Matrix metalloproteinase (MMPs)

96

What are some factors that influence tissue repair?

-Infection
-Nutritional deficiency
-Glucocorticoids
-Poor perfusion
-Etc.

97

This term is used to describe an excessive deposition of collagen. Exuberant granulation tissue is laid down resulting in a raised scar beyond the boundaries of the wound.

Keloid

98

Healing of skin wounds is a combination of what two things?

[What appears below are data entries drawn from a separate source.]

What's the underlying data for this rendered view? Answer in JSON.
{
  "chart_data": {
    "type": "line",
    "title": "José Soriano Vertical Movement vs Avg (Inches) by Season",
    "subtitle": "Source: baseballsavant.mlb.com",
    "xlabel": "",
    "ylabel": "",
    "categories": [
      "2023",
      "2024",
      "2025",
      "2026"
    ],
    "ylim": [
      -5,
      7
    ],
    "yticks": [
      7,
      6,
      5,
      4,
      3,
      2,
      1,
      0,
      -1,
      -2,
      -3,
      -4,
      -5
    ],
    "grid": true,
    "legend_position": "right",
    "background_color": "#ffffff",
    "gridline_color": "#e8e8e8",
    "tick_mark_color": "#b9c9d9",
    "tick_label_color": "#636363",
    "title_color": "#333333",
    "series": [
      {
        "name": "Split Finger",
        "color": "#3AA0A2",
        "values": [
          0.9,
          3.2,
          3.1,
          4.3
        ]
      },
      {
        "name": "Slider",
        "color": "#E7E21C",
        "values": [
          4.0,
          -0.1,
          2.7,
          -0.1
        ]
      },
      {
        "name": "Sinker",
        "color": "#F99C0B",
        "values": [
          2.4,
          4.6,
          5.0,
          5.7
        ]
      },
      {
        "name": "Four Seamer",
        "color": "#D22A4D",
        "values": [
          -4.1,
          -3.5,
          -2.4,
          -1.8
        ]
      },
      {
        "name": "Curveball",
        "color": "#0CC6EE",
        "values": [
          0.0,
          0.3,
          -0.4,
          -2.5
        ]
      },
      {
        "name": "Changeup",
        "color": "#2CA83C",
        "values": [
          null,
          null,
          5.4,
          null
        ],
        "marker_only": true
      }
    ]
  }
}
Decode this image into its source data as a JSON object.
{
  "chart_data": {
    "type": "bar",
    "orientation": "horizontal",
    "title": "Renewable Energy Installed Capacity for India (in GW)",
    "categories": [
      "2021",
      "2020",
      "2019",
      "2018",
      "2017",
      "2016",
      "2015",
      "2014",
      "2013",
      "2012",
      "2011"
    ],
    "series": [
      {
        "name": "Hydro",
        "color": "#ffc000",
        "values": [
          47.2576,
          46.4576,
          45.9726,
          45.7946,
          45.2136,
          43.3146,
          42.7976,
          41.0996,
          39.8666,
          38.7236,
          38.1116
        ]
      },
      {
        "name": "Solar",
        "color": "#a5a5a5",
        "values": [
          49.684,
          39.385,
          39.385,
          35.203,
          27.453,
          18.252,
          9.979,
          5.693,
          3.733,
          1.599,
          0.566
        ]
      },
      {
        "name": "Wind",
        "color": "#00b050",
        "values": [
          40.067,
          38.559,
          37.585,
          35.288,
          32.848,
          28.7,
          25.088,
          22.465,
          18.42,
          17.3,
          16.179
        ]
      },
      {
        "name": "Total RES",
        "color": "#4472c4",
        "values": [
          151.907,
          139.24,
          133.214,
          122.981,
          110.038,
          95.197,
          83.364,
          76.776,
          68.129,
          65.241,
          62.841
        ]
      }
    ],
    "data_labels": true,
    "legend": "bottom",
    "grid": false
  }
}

Epithelial regeneration and fibrosis

99

What are the phases associated with the healing of a skin wound?

-Inflammation
-Granulation tissue
-ECM deposition and remodeling

100

This type of healing is brought upon by an incision, in a sterile field, uninfected, and sutured. There is minimal cellular death and greater epithelial regeneration compared to fibrosis.

Healing by first intention (primary union): healing is done in about one month

101

This type of healing is brought upon by a large wound with necrotic tissue and intense inflammation. Abundant scar tissue formation occurs and there is prominent wound contraction (myofibroblasts)

Healing by second intention (secondary union): healing lasts >6 weeks

102

After sutures are removed from an injury what is the strength of that wound compared to normal tissue? After the 1st month? After 3 months?

10%; 70%; 80%
-injured tissue never reaches its previous strength after healing.